Most of all, we have to encourage consumers to be responsible about their health care. There is no quick fix on the Web. If the drug’s not prescribed, you ought not to be ordering it. We ought not to encourage people to self-medicate. We’re seeing more and more abuses of that. There are people on the Internet willing to prey on Americans’ desire to find the pill that solves all their problems. And that’s fundamentally a flaw we have in our society.

I think we need to be very cautious and when we move public policy that we’re honest about the value of intellectual property, that we care enough about what research means to future generations, and that we ought to be very deliberate in our efforts to improve the situation on pharmaceutical drugs. We also need to keep it in perspective.
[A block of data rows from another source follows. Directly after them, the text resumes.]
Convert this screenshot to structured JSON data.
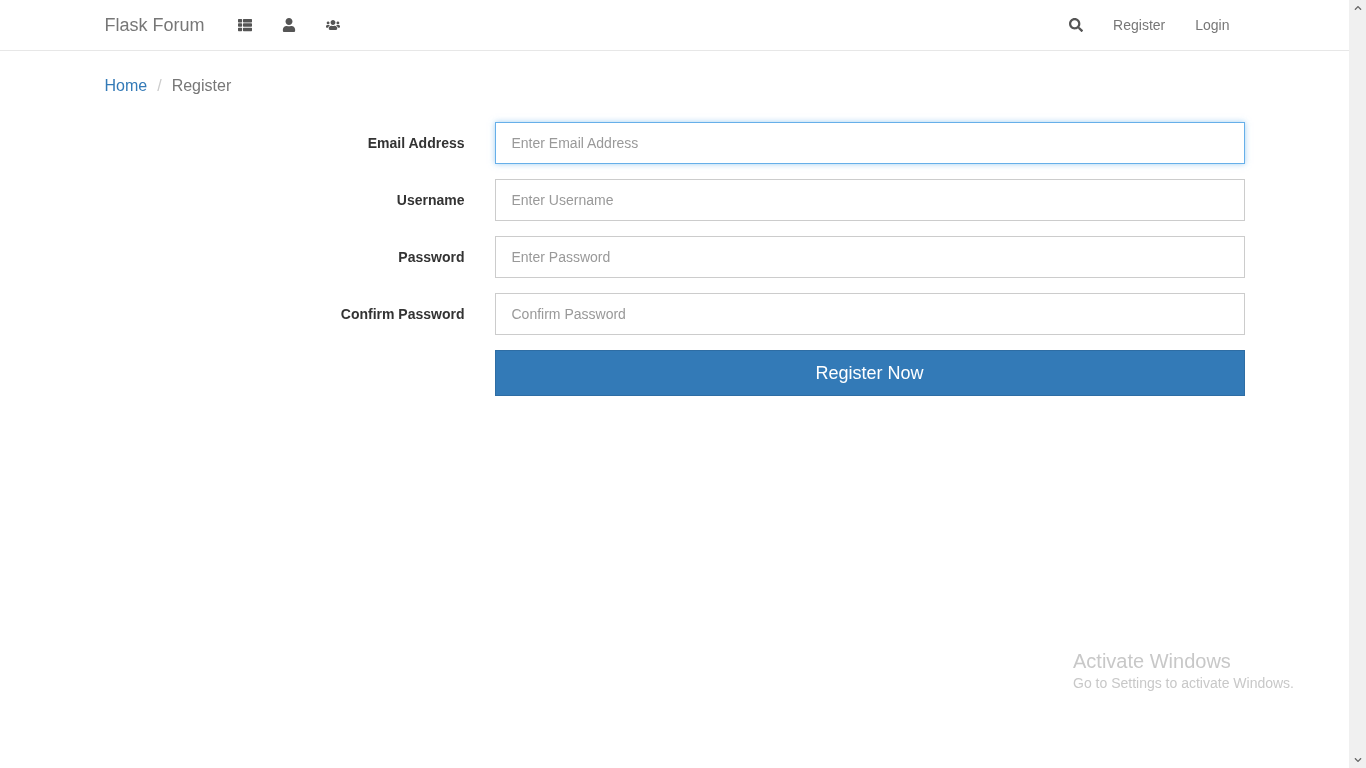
{
  "navbar": {
    "brand": "Flask Forum",
    "icon_links": [
      {
        "kind": "list"
      },
      {
        "kind": "user"
      },
      {
        "kind": "users"
      }
    ],
    "right_icon_links": [
      {
        "kind": "search"
      }
    ],
    "links": [
      "Register",
      "Login"
    ]
  },
  "breadcrumb": {
    "separator": "/",
    "items": [
      {
        "label": "Home",
        "kind": "link"
      },
      {
        "label": "Register",
        "kind": "current"
      }
    ]
  },
  "form": {
    "fields": [
      {
        "label": "Email Address",
        "placeholder": "Enter Email Address",
        "focused": true
      },
      {
        "label": "Username",
        "placeholder": "Enter Username",
        "focused": false
      },
      {
        "label": "Password",
        "placeholder": "Enter Password",
        "focused": false
      },
      {
        "label": "Confirm Password",
        "placeholder": "Confirm Password",
        "focused": false
      }
    ],
    "submit": "Register Now"
  },
  "os_overlay": {
    "title": "Activate Windows",
    "subtitle": "Go to Settings to activate Windows."
  }
}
It is not a solution to the state budget any more than the Illinois lottery was or riverboat gaming was. So, to hide behind that in the political atmosphere the state is in today, and saying Canadian-style prices would solve Illinois’ problem, is untrue. We need to be committed to making sure we do the right things.


Sen. Steve Rauschenberger has represented Illinois’ 22nd Senate District since 1992 and currently serves as Assistant Minority Leader. He received his bachelor’s degree in business administration from the College of William & Mary.